Paul Almeida doesn’t care too much about “titles and stuff.” What does he care about? “I like building new opportunities,” Georgetown McDonough’s new deputy dean of executive education and innovation tells Poets&Quants. “I like searching in new spaces.”
Often, Almeida says, that drive has caused his job title and official responsibilities to lag behind his actions.
It makes sense, then, that Almeida’s employer, Georgetown University’s McDonough School of Business, had to create a position specific to him. And that it would have “innovation” in the title, because his broad responsibility is to do just that — innovate.

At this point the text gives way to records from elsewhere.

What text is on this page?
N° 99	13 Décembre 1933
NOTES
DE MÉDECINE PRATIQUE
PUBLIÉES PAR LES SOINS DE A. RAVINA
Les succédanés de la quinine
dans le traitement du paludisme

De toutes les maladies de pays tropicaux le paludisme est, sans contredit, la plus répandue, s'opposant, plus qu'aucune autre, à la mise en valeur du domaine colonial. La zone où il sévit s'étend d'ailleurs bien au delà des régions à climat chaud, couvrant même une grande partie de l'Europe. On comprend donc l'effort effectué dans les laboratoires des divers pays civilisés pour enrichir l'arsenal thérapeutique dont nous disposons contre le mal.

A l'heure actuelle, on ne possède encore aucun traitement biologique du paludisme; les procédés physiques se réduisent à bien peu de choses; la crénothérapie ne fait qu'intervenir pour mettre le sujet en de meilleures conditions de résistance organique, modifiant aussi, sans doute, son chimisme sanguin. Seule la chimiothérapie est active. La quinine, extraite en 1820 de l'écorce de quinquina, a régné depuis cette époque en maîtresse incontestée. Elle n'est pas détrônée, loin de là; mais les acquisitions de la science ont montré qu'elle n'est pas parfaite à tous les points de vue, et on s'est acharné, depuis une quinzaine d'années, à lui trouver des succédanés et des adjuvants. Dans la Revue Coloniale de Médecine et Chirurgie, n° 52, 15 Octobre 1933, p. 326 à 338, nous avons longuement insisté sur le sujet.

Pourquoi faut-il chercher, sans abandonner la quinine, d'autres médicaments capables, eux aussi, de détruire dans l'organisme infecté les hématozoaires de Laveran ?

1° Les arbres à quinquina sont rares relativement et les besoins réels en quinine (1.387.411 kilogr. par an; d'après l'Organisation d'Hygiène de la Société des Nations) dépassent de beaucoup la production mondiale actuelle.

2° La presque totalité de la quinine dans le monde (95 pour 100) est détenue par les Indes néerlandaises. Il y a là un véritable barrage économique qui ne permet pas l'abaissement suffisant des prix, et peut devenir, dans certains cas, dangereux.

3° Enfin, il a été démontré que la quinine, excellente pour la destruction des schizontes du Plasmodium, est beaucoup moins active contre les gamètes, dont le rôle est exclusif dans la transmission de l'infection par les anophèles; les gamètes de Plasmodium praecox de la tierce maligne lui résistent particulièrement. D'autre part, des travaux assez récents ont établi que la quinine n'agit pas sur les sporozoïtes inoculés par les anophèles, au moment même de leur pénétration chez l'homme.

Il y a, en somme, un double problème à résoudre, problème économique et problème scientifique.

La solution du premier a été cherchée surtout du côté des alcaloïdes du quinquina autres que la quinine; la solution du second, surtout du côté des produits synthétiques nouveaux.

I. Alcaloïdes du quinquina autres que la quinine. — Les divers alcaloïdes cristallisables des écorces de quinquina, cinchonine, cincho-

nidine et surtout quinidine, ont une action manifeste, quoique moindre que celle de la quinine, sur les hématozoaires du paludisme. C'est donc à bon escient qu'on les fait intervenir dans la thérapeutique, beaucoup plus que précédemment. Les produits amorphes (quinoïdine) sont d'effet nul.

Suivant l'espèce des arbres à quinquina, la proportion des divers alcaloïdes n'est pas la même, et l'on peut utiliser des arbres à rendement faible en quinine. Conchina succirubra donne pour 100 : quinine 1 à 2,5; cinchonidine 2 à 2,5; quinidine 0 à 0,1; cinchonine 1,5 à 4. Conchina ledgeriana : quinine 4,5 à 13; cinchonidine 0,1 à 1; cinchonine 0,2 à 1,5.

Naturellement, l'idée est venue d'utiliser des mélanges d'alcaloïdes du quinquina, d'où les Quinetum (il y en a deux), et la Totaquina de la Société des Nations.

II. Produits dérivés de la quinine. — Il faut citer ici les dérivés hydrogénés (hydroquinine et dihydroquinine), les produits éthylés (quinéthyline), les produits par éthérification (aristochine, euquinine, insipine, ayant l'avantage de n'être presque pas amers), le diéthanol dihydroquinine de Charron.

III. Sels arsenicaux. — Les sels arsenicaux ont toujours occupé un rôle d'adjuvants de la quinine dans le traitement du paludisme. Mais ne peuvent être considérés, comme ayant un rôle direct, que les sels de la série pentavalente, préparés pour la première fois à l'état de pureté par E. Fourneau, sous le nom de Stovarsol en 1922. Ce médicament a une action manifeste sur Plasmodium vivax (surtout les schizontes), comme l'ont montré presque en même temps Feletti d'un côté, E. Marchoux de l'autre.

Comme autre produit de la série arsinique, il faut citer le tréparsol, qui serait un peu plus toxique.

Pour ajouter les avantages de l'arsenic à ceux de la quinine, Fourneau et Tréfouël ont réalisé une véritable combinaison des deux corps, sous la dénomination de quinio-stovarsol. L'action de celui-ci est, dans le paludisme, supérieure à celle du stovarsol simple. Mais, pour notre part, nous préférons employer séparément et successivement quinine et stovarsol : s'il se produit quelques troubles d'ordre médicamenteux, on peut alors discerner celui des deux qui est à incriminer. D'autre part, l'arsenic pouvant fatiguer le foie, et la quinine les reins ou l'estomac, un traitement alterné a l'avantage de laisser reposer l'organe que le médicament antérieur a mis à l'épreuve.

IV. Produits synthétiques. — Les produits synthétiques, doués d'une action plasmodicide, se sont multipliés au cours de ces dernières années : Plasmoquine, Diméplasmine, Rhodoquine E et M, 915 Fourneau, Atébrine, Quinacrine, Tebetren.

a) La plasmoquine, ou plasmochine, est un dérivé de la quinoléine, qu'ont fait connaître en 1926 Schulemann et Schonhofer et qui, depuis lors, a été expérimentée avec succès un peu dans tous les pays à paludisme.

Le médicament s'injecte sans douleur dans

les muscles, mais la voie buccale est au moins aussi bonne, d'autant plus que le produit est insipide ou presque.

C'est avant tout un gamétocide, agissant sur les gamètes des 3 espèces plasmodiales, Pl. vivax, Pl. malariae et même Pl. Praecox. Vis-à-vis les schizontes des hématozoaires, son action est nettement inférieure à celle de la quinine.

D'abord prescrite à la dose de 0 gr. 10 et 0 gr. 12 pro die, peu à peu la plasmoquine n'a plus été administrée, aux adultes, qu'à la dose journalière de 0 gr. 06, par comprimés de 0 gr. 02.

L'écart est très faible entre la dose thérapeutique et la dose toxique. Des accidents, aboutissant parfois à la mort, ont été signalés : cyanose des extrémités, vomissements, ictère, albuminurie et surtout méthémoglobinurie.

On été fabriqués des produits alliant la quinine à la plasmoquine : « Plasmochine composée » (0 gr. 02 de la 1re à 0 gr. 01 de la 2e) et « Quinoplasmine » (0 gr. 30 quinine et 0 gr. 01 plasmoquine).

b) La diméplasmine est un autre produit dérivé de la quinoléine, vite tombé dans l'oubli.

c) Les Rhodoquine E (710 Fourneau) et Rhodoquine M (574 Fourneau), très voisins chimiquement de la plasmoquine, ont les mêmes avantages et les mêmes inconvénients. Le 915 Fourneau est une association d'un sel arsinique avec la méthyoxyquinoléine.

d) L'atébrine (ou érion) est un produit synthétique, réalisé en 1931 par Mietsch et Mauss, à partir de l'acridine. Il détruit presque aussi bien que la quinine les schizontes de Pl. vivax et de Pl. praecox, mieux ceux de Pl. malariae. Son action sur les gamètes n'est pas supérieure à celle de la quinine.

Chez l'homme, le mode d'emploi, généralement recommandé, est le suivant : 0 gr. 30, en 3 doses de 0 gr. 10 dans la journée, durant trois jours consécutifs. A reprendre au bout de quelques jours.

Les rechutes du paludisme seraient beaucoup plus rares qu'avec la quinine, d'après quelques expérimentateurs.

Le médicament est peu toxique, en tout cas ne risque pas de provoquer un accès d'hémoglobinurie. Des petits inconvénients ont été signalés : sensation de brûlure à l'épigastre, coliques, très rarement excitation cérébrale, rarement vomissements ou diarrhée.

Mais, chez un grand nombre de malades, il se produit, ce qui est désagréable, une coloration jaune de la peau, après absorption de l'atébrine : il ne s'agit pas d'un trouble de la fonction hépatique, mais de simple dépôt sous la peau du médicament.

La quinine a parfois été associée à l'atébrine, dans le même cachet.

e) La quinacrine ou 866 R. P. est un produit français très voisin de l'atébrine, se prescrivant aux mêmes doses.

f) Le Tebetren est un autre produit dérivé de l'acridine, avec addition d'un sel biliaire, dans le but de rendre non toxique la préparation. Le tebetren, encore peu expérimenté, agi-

“The world is a much more flexible place if you see it that way,” Almeida says. “If you see boundaries and definitions, you sort of fold within those. And if you don’t see boundaries and restrictions, and you see opportunities, you expand in nice ways and people can recognize it and benefit from it.”
BUILDING THE FIRST TRULY GLOBAL EXECUTIVE MBA PROGRAM
Almeida’s position was officially created last July by former Dean David Thomas, but Almeida has headed up executive education at the McDonough School since August of 2010, and he got involved in the program as a faculty member long before then. He says it was another former dean, George Daly, who asked him to take the post of chief of the executive programs — and the only way he could convince Almeida was to have him try it out for a year.
“I ended up loving it,” Almeida admits.
Launched in 2009, the Global Executive MBA is the jewel of the suite of executive education options at McDonough, and Almeida was one of the major “minds and bodies” behind the creation of the program. While at least a dozen similar global EMBAs have popped up over the years, Almeida maintains that McDonough’s was the first.
The program originally included faculty from McDonough, Georgetown’s Walsh School of Foreign Service, and ESADE Business School in Barcelona, Spain. Costa Rica’s INCAE Business School has since joined the ranks, providing a direct door to Latin America. About 50 students spend a little over a year traveling the world two weeks at a time to six different regions, including Washington, D.C., Spain, Central America, India, and China.
“We realize part of the challenge of globalization is learning to see the world from other perspectives,” Almeida says. “And, in spite of our best intentions, we are not very good at dealing with people with different sensitivities, different cultural understandings, different ways of operating. Through this program, we wanted to create a series of experiences and interactions so that they’re forced to learn from one another.”
A MEMBER OF GEORGETOWN’S FACULTY FOR MORE THAN TWO DECADES
A former electrical engineer from India, Almeida joined the faculty at McDonough in 1996 after earning a Ph.D. from the Wharton School at the University of Pennsylvania. Raised a Catholic, he attended Jesuit schools, a part of his life that led him to choose Georgetown over other offers.
“That really drives me, to tell you the truth,” he says. “Because I believe in the mission.”
McDonough’s executive education options are robust. In addition to the Global Executive MBA, the school offers a top-ranked EMBA program, an executive master’s in leadership, a master’s in international business and policy, an online master’s in finance, and a smattering of custom degree and non-degree options.
In a robust interview, Almeida speaks at length about his personal philosophies of modern higher education, his plans for innovation, and why McDonough’s former dean had to practically beg him to head up the executive education programs.
Please see the transcribed interview below. It has been edited for length and readability.
You took over this role in 2010, but I’ve read you were already deeply involved in executive education before officially taking the role.
Yeah, I was an unpaid and unloved faculty director and lead liaison for the executive MBA program. But also, I was one of the main minds and bodies behind launching the Global Executive MBA — conceptualizing it, designing it, launching it, with no real staff, by the way. And then, I also was one of the main players in our move towards custom executive education. But, all the time, I barely had an official role.
But I could see people were going to retire later and later and that industry was quite dynamic. That the skills, the insights, the mindsets that people were going to have beyond their early 20s and into their 30s, 40s, 50s, 60s, and 70s, was going to be important. I could see one of the areas higher education was going to grow was for this demographic between the ages of 30 and 75. We just can’t know everything we need to know in terms of education for life at the age of 25 or 28. This was an opportunity. And I like building opportunities. I like searching in new spaces. We can define much more of what’s going on.
So, I was already involved before taking the role of senior associate dean in charge of executive education in August of 2010. And then in July of 2016, I was named the deputy dean in charge of executive education and innovation.
Was that a role that already existed or was it created for you?
They created it for me. I was always doing things a little beyond my role. And I don’t care too much about titles and stuff. I just like doing good things and making it happen. So, almost always, my titles and my official responsibilities have trailed my actions. The world is a much more flexible place if you see it that way. If you see boundaries and definitions, you sort of fold within those. And if you don’t see boundaries and restrictions, and you see opportunities, you expand in nice ways and people can recognize it and benefit from it.